Rock and Feather

I am grateful for quiet days. For being left alone much of the time. And for having someone to go to when I need a break from solitude. 

He is so unlike me. A rock to my feather. An arrow to my swirl. He rests in who he is the way I struggle to find myself.

There was one time  after we broke up and before we got back together   when we spent an afternoon together. It was late autumn. I drove to Marblehead where he was house sitting for an uncle who had a boat. 

He said throw that rope, and I did. He said pull that sail, and up I made it go. Once on the water, there was less to do so we sat mostly in silence, and we talked some about nothing of consequence. It was the kind of conversation that skirted around what was really on our minds.

 We came back into harbor nearing sunset and awkwardly said goodbye before I began the drive back to Brookline.

A couple of miles away, I realized I’d forgotten my gloves and turned the car around (a quick three-point turn to the slow bend of the boat). From the sidewalk, I saw him sitting on the floor bathed in flickering blue light, watching a football game as he ate a sandwich. I watched him for a moment and knew then I would leave without my gloves. 

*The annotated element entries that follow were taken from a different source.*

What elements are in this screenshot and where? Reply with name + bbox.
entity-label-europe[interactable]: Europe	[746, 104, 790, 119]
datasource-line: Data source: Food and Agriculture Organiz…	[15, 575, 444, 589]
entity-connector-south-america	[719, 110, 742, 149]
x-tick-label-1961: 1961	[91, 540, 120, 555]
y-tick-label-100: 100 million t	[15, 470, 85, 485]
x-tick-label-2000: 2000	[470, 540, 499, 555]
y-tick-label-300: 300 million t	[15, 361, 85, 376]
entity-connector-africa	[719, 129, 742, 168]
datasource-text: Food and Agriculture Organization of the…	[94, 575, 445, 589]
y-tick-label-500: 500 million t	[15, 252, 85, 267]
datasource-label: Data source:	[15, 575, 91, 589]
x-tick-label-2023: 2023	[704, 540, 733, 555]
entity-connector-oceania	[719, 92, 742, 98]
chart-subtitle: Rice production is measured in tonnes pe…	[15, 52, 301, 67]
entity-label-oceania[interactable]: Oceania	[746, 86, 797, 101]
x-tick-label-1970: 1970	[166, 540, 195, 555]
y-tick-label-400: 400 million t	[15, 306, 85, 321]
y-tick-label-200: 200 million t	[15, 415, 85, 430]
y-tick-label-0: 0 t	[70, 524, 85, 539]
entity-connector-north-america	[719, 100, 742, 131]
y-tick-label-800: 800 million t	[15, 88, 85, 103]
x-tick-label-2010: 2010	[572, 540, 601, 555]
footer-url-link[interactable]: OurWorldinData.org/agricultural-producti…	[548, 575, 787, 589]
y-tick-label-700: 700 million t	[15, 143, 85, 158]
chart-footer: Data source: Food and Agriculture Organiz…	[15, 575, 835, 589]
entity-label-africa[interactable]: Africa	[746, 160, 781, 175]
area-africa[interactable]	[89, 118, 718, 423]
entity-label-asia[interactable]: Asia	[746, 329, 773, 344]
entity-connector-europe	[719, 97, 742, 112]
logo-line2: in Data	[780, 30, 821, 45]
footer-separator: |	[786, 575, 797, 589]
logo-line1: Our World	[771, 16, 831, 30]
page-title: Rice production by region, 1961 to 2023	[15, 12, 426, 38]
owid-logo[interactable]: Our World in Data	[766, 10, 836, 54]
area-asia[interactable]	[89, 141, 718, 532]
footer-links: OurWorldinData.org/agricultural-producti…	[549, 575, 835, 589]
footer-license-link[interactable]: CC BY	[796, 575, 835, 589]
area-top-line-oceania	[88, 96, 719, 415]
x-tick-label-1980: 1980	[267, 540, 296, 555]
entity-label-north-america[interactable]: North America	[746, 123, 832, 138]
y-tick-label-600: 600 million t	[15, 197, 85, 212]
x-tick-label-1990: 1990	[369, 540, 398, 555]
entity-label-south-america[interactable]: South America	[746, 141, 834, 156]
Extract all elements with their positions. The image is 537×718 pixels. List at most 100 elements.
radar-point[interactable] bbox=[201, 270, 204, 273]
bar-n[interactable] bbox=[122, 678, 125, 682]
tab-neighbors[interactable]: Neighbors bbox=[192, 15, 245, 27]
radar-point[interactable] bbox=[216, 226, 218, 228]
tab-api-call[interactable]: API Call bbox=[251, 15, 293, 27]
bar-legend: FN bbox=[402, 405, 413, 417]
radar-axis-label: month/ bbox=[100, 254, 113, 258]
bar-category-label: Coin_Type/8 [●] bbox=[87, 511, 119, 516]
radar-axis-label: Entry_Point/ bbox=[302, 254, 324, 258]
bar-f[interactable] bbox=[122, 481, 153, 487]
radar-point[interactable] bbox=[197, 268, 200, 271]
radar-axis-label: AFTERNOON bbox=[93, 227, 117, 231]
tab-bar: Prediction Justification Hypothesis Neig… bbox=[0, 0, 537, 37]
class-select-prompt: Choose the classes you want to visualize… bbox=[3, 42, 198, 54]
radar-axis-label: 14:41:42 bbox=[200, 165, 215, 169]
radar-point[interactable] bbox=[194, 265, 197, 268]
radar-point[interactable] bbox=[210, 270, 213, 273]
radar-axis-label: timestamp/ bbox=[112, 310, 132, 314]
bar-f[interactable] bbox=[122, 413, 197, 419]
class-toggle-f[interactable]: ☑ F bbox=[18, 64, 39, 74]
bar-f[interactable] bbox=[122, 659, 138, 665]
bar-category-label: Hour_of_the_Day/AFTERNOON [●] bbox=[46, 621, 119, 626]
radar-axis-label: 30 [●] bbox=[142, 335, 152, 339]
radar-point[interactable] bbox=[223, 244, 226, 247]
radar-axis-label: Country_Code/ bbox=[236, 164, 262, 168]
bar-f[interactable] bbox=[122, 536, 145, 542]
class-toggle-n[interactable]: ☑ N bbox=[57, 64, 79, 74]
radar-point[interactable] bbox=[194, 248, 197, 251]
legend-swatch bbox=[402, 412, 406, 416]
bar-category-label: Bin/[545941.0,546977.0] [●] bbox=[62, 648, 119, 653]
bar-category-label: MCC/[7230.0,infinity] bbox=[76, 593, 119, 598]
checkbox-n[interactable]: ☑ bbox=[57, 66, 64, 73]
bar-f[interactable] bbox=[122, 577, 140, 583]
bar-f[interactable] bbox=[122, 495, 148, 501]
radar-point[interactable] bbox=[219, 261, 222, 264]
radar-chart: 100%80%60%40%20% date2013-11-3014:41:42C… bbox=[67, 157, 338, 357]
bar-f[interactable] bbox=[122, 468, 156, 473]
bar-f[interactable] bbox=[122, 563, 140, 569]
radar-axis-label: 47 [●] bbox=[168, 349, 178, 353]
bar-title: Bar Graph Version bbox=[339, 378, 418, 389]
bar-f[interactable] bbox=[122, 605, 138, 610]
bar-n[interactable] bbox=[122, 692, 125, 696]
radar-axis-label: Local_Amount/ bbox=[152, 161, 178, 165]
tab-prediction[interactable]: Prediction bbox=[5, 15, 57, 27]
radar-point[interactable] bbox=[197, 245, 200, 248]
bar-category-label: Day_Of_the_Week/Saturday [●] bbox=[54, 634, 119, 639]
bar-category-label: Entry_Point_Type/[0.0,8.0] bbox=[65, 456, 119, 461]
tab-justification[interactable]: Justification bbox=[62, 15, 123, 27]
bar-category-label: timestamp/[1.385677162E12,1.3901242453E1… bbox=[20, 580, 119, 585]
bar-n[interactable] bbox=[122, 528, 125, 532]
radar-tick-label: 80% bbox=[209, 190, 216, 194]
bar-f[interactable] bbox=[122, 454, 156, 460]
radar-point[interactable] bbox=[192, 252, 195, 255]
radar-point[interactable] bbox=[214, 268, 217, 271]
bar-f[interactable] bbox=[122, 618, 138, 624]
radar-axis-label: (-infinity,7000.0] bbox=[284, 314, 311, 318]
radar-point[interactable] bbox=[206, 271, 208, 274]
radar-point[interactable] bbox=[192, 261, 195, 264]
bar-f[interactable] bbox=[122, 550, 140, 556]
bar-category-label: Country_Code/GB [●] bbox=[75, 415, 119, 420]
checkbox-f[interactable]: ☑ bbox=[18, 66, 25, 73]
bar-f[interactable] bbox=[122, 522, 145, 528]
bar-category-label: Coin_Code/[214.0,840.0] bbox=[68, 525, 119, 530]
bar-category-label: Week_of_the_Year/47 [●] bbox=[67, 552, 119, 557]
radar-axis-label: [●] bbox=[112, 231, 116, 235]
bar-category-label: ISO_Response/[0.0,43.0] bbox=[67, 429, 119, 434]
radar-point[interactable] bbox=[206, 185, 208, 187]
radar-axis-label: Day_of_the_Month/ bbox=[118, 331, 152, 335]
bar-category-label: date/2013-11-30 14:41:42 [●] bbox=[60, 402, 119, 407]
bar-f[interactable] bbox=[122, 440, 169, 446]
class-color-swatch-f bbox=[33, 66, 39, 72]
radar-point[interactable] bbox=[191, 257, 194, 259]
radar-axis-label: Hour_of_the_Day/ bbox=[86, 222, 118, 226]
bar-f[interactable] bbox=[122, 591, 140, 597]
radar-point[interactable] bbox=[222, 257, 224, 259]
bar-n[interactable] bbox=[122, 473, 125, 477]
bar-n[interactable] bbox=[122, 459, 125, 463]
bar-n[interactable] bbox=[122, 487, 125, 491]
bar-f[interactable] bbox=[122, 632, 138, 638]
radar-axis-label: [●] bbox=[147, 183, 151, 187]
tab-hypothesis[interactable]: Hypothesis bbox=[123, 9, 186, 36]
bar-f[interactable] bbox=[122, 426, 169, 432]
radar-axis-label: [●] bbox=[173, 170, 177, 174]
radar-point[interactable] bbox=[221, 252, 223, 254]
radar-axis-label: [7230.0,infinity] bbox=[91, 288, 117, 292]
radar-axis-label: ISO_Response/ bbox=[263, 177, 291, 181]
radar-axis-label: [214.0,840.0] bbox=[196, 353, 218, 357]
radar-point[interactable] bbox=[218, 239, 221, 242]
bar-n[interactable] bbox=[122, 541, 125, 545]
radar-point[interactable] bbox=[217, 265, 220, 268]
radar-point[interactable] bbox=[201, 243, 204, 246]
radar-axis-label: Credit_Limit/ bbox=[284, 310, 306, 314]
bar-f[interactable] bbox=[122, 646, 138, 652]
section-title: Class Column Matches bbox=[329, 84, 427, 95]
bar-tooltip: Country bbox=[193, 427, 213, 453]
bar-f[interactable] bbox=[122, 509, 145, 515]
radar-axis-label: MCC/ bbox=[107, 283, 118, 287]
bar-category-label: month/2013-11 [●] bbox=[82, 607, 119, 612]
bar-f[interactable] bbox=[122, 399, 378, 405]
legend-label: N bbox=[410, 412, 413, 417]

Something – a feeling, a knowing, a peek through a tear in the fabric of time? – welled up in me, and I knew he was unlike any other. I couldn’t grasp how or why, but there was something about him, about us, that would keep pulling us back towards one another. 

I got back into my car, fingers a little cold on the wheel.

Our life together has been like that. Day after day. Year after year. Mostly skirting around what we really want to stay. Retreating into corners. And finding each other, now and again.